In terms of the similarities between now and 2017, there are some critical parallels, the first of which is the relationship between BTC prices and the mining reward halvings. Each time the mining reward halves, it introduces new scarcity to Bitcoin’s supply.
The second halving was in July 2016, and within 18 months, Bitcoin had climbed around 3,900%, rising from $500 to a high of $20,000 before crashing. The third halving was in May 2020 when BTC was trading around $9,000. Nine months later, Bitcoin was able to reach a new all-time high at around $62,000, gaining 560% in the process.

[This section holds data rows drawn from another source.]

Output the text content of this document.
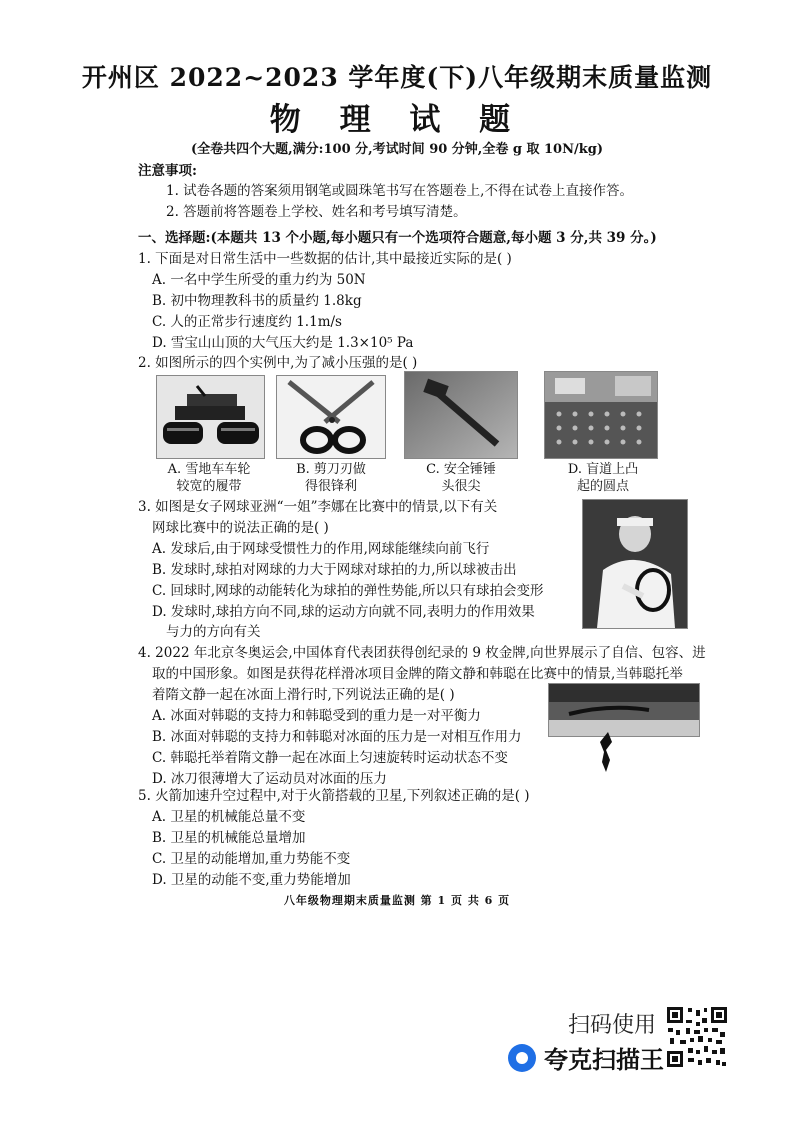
开州区 2022~2023 学年度(下)八年级期末质量监测
物 理 试 题
(全卷共四个大题,满分:100 分,考试时间 90 分钟,全卷 g 取 10N/kg)
注意事项:
1. 试卷各题的答案须用钢笔或圆珠笔书写在答题卷上,不得在试卷上直接作答。
2. 答题前将答题卷上学校、姓名和考号填写清楚。
一、选择题:(本题共 13 个小题,每小题只有一个选项符合题意,每小题 3 分,共 39 分。)
1. 下面是对日常生活中一些数据的估计,其中最接近实际的是( )
A. 一名中学生所受的重力约为 50N
B. 初中物理教科书的质量约 1.8kg
C. 人的正常步行速度约 1.1m/s
D. 雪宝山山顶的大气压大约是 1.3×10⁵ Pa
2. 如图所示的四个实例中,为了减小压强的是( )
A. 雪地车车轮
较宽的履带
B. 剪刀刃做
得很锋利
C. 安全锤锤
头很尖
D. 盲道上凸
起的圆点
3. 如图是女子网球亚洲“一姐”李娜在比赛中的情景,以下有关
网球比赛中的说法正确的是( )
A. 发球后,由于网球受惯性力的作用,网球能继续向前飞行
B. 发球时,球拍对网球的力大于网球对球拍的力,所以球被击出
C. 回球时,网球的动能转化为球拍的弹性势能,所以只有球拍会变形
D. 发球时,球拍方向不同,球的运动方向就不同,表明力的作用效果
与力的方向有关
4. 2022 年北京冬奥运会,中国体育代表团获得创纪录的 9 枚金牌,向世界展示了自信、包容、进
取的中国形象。如图是获得花样滑冰项目金牌的隋文静和韩聪在比赛中的情景,当韩聪托举
着隋文静一起在冰面上滑行时,下列说法正确的是( )
A. 冰面对韩聪的支持力和韩聪受到的重力是一对平衡力
B. 冰面对韩聪的支持力和韩聪对冰面的压力是一对相互作用力
C. 韩聪托举着隋文静一起在冰面上匀速旋转时运动状态不变
D. 冰刀很薄增大了运动员对冰面的压力
5. 火箭加速升空过程中,对于火箭搭载的卫星,下列叙述正确的是( )
A. 卫星的机械能总量不变
B. 卫星的机械能总量增加
C. 卫星的动能增加,重力势能不变
D. 卫星的动能不变,重力势能增加
八年级物理期末质量监测 第 1 页 共 6 页
扫码使用
夸克扫描王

In the same period following the 2016 halving, the gains were significantly less in percentage terms, with BTC having risen around 150% by April 2017. If the markets follow the same pattern, they will witness even more epic increases followed by a sharp crash. Of course, such price movements after a halving only apply to Bitcoin . But where BTC goes, the rest of the markets tend to follow.
Same… but different?
Despite the similarities, there are also many differences between the crypto markets now compared to 2017, mainly relating to an advanced state of maturity. Four years ago, crypto was entirely the preserve of individual retail speculators. Speaking to Cointelegraph, Simon Kim, CEO of crypto venture fund Hashed, said that the “market is running on a completely different fundamental,” adding:
“Firstly, various DeFi projects are creating value based on a clear business model. Secondly, we’re seeing record active investment by institutional investors, and finally, various on-ramps and off-ramps including not only PayPal and Visa but also large banks, are now emerging.”